The study's limitations should be balanced against its strengths. Cardiac arrest is a major public health challenge for which high-level evidence to guide care is lacking. Our trial was conducted in three different emergency medical systems, the intervention was randomized and was validated through audio review, the outcomes are clinically meaningful, and the design allowed for capture of a comprehensive study population so that translation of the results to the community can be reasonably gauged.
In conclusion, this randomized trial showed that dispatcher CPR instruction consisting of chest compression alone did not increase survival when compared with chest compression plus rescue breathing overall. However, there was a consistent trend toward meaningful outcome differences in favor of chest compression alone in key clinical subgroups (i.e., patients with a cardiac cause of arrest and patients with shockable rhythms). The results, viewed within the context of other investigations, strengthen a layperson CPR strategy that emphasizes chest compression and minimizes the role of rescue breathing.
Supported in part by grants from the Laerdal Foundation for Acute Medicine and the Medic One Foundation.
Drs.
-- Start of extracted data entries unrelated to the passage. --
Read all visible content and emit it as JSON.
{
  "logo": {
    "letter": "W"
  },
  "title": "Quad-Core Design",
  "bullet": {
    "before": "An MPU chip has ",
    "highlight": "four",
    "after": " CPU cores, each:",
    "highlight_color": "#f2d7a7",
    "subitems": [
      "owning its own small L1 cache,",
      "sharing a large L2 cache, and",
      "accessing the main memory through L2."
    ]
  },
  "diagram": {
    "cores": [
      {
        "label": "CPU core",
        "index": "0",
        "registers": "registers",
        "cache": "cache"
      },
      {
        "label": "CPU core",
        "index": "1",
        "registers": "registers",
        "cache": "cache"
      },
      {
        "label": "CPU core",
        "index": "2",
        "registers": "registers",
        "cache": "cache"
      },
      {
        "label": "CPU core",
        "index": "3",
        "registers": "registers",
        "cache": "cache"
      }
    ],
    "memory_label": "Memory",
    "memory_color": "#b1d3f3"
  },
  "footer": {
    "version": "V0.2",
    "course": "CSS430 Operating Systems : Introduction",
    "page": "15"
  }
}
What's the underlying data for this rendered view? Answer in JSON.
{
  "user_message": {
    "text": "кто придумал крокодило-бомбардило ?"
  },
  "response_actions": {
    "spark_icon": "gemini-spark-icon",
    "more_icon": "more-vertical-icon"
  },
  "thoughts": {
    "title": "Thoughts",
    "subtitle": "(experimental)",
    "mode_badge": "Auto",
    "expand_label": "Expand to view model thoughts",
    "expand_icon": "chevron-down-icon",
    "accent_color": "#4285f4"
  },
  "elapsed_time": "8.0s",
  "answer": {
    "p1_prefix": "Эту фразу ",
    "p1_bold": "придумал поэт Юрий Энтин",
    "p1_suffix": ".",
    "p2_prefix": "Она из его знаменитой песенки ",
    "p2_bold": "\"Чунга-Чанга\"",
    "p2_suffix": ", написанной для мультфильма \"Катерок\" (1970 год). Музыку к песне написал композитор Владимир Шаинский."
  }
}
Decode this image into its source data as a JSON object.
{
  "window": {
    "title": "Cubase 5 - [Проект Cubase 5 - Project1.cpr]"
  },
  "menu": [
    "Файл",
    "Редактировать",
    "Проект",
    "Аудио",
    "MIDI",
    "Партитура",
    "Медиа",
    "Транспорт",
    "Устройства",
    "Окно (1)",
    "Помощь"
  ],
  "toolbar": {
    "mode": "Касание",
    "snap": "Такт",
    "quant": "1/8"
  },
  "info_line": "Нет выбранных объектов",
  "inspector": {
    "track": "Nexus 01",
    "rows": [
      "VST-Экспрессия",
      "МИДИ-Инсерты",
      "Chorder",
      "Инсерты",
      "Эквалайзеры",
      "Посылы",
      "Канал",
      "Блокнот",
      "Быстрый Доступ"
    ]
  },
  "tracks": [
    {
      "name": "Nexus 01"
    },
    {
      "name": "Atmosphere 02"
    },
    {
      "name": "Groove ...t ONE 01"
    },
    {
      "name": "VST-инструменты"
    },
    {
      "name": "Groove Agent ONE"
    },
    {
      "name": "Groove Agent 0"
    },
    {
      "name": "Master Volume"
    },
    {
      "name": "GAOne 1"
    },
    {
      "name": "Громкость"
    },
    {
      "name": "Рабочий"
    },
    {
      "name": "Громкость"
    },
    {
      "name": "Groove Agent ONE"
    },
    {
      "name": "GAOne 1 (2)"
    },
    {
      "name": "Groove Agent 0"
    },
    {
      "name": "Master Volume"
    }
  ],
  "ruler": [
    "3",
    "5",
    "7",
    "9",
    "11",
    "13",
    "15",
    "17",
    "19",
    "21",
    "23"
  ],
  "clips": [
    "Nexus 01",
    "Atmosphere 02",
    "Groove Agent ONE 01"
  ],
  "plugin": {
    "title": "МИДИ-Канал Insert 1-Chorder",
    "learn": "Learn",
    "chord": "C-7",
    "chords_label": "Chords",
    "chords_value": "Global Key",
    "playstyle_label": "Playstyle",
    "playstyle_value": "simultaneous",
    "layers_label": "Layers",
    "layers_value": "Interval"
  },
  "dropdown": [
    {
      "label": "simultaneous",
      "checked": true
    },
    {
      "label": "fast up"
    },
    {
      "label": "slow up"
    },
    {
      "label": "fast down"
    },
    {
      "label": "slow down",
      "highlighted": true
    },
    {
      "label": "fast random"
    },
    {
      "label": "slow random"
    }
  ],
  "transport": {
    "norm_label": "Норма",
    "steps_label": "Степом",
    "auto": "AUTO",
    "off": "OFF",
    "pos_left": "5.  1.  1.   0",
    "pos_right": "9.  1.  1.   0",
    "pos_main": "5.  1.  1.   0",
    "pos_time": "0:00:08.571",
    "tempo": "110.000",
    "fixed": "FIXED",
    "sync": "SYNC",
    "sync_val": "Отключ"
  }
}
Rea and Eisenberg report receiving defibrillators and funding from Philips Medical Systems and Physio-Control to evaluate research questions related to automated external defibrillator training and use, and report that their institutions, the University of Washington and Public Health for Seattle and King County, have received funding from the Medtronic Foundation involving community-based translation of resuscitation science. Dr. Rea reports being a member of the American Heart Association Basic Life Support Committee. No other potential conflict of interest relevant to this article was reported.